Words by: Jonathon Denholm
On Monday, new anti-piracy laws were passed through the senate. The new laws are an attempt to make accessing illegal, film, music and TV content more difficult for Australians.
You won’t notice any immediate changes, but the content right holders will soon enter legal battles in an attempt to impose injunctions on specific sites.
If the federal court agrees that a websites “primary purpose” is to “infringe, or facilitate the infringement of, copyright,” then a court order will ensure that internet service providers (ISPs) such as Telstra, Optus and iiNet block users form accessing the content.
There are a number of concerns with the new laws, primarily in the broad wording of the new law. The term “primary purpose” could lead to sites such as Dropbox and YouTube being inaccessible from Australia.
The greens attempted to amend the law, but failed. They attempted to add a stipulation that would allow any third party the right to review a website block as well as tighten the definition of “primary purpose.”

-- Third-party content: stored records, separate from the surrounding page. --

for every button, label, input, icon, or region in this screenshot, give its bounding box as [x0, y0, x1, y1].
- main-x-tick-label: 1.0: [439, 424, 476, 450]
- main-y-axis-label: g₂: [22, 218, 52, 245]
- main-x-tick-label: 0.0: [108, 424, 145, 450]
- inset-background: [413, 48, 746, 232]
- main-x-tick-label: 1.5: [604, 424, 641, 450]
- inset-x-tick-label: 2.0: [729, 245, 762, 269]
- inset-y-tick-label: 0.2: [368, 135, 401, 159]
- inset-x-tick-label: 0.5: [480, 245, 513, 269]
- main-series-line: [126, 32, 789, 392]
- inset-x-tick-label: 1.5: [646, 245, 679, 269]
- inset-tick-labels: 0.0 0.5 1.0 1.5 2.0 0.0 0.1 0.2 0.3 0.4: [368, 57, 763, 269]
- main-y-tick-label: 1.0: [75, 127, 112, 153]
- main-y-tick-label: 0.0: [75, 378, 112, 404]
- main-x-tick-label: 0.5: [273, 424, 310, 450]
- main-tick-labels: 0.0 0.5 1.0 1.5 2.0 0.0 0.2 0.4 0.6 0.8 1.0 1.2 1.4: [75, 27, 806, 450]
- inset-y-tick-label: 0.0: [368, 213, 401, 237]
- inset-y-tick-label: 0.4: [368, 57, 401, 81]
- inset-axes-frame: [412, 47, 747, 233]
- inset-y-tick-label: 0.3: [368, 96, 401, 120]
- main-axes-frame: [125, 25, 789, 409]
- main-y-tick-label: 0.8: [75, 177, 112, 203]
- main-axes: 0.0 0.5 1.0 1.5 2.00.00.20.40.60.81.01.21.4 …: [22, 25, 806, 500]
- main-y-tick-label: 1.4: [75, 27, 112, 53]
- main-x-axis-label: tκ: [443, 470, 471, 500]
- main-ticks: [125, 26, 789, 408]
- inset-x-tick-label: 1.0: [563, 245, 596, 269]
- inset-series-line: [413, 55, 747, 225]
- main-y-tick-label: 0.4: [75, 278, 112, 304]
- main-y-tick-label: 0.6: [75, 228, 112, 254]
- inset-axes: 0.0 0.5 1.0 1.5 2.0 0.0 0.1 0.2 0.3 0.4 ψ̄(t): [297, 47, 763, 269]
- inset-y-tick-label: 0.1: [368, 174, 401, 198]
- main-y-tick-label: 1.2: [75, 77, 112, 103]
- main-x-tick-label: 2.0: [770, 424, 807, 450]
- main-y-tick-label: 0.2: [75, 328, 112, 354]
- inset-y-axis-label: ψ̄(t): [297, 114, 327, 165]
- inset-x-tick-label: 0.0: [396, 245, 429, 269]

“We are trying to minimise the risk of collateral damage,” Greens senator Scott Ludlam said.
“Does anyone seriously believe that this scheme won’t be expanded in the future to cover more categories of content? Of course it will. It has scope creep absolutely built into it. It is lazy, and it is dangerous.”
As for those of you who want to avoid the impending blocks, you will still be able to do so with a VPN service. A VPN sends your internet traffic via an overseas server, essentially masking your location and allowing you to access content blocked to Australian users.
The government has agreed to review the anti-piracy laws after an 18 month period.